People who know me well know that I love rabbits. I love them so much and they bring such joy into my life. Rabbits have such great personalities and they are super social. Not only do I love rabbits I love rabbit shows. That’s one of my favorite things to do is go to a show and enter one of your rabbits. As a child we had a rabbit named Wiggles. He ran loose in our garage and I remember that he ate the tops off our rubber boots. I was devestated when the neighbour left the door open and he got killed.
My love for rabbits grew more and now. I decided the next best thing is breeding baby bunnies. I first breed lionheads they are amazing animals. I loved them but they are hard to sell here in the island. I’ve bred rabbits for about 10 years.
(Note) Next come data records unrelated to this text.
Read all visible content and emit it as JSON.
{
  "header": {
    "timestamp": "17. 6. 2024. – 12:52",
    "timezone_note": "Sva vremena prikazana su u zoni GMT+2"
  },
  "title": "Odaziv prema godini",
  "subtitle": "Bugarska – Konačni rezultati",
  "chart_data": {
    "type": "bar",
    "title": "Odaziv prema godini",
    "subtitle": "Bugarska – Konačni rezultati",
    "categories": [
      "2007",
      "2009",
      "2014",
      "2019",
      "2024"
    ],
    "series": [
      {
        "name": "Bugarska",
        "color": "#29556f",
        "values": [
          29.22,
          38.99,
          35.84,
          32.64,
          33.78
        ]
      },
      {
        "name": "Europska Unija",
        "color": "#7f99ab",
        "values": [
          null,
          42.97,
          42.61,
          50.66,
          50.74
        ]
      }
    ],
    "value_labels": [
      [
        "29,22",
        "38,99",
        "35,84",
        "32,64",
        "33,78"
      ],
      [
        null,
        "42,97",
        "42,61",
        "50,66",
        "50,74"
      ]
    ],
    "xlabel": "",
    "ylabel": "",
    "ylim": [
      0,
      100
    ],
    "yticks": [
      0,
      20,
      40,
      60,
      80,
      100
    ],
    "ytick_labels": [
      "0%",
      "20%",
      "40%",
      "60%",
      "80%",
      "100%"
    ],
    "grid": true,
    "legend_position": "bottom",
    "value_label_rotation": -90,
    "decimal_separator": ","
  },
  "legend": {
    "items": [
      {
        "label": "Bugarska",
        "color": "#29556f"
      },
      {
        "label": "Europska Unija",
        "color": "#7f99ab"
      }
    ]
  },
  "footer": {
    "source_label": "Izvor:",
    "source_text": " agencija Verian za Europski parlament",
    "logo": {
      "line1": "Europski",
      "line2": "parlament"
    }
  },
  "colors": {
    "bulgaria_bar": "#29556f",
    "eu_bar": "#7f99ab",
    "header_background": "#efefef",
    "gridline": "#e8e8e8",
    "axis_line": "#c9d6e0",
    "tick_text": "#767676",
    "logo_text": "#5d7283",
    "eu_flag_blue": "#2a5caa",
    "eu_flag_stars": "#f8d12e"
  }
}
Yes the babies are so cute but as a breeder that comes with a lot of responsibility. There are tough decisions that need to be made. Ones I hated so much but needed to do it for the best for my rabbits. I finally thought I had the breeding pair I have been looking for forever. Turns out Huckleberry has really bad teeth. I can’t breed him with bad teeth and he’s also in pain and barely eating and drinking. It’s so expensive to get his teeth done because you have to put him under and it’s a high risk surgery and then it does not fix the problem. The kind thing will be to put him down.
I’m devestated. He’s such a sweet boy outside his cage. Inside his cage he’s super protective. He was the only kit in a litter so he and I are really bonded. This is the part of rabbits I hate so much. My old counselor told me that if I never loved my heart would not be this passionate and it’s lonely not knowing love. ♥️ I hate that love hurts so much. I’ve made a tough decision to not breed anymore but I can’t take all the loss and I need a simpler life. I have the cutest babies right now from Huckleberry and Creamsicle. I can’t do this anymore. Before I move I will be selling off almost all my rabbit things. My new place is smaller.
To not exclude rabbits from my life, because rabbits are so important to me. I’ve decided to buy a plush satin lop and have a pet rabbit one that I can love and these rabbits are so mellow that I can use it in school as a therapy rabbit. I’m sad to be ending this part of my life. Seems like my whole life is Changing so much. This is one of those hardest times. The tough decision to do the right thing is never easy.